I'm a pretty typical public school graduate as in Pocono Mountain was not a private-school alternative for the suburban elite. I think our average SAT score in 2004 was something like 970 out of 1600. Needless to say, Hegel was not in the curriculum.

Anyway, the point here is that admissions marketing is interesting in the sense that whatever message you send you will both attract and repel potential members of the next generation of leaders. Who you repel sometimes is more important than who you attract, especially in an age when elite private colleges struggle to recruit more than 2% of their student body from backgrounds such as mine (bottom 25% of the income distribution).

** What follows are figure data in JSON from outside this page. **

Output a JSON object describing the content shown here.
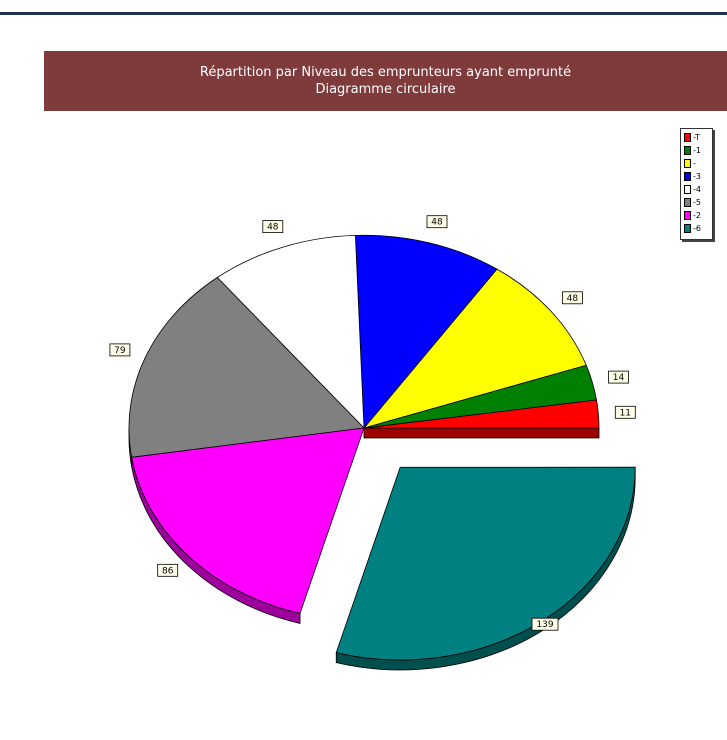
{
  "chart_data": {
    "type": "pie",
    "title": "Répartition par Niveau des emprunteurs ayant emprunté",
    "subtitle": "Diagramme circulaire",
    "legend_position": "top-right",
    "legend_order": [
      "-T",
      "-1",
      "-",
      "-3",
      "-4",
      "-5",
      "-2",
      "-6"
    ],
    "slices": [
      {
        "label": "-T",
        "value": 11,
        "color": "#ff0000",
        "exploded": false
      },
      {
        "label": "-1",
        "value": 14,
        "color": "#008000",
        "exploded": false
      },
      {
        "label": "-",
        "value": 48,
        "color": "#ffff00",
        "exploded": false
      },
      {
        "label": "-3",
        "value": 48,
        "color": "#0000ff",
        "exploded": false
      },
      {
        "label": "-4",
        "value": 48,
        "color": "#ffffff",
        "exploded": false
      },
      {
        "label": "-5",
        "value": 79,
        "color": "#808080",
        "exploded": false
      },
      {
        "label": "-2",
        "value": 86,
        "color": "#ff00ff",
        "exploded": false
      },
      {
        "label": "-6",
        "value": 139,
        "color": "#008080",
        "exploded": true
      }
    ]
  }
}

But beyond this, the idea is inauthentic. I'm not sure who came up with this marketing pitch, but it doesn't seem to resonate with the students who actually go or who went to the college. Again, we come back to the idea of desperation. A front that while probably accurate is one we keep to ourselves, knowing such an attitude is perceived as arrogant and elitist to most we interact with outside of our campus. And I'm sure this feeling isn't unfamiliar to other students who attend elite private schools.

Hence, using this feeling as an advertising gimmick strikes me as uncomfortable, for lack of a better word. It's making public what most of us keep to ourselves. Yes, I took ridiculous classes where we read books with titles like Sadomasochism in Everyday Life and wrote papers dissecting the symbolic violence hidden in magazine advertisements. I'm happy with those memories and ecstatic with the education I received at Wesleyan. But at the same time, I am uncomfortable with the distance it created between me and my high school friends. Between me and my family. Between me and actually most people who did not attend a ridiculously progressive, intellectually-rigorous liberal arts college. I'm very aware that who I am was shaped in part by Wesleyan and the learning experiences it provided for me, but at the same time, trying to capture that experience in words and sell it to high school students is inauthentic. Maybe just showing pictures of racially diverse students sprawled out on Foss Hill is trite, but it's not--at least for Wes--artificial.

I'm probably being terribly contradictory here, but I thought I'd try to figure out why this campaign bothers me. I'll probably change my mind at least six more times before I'm done thinking about it.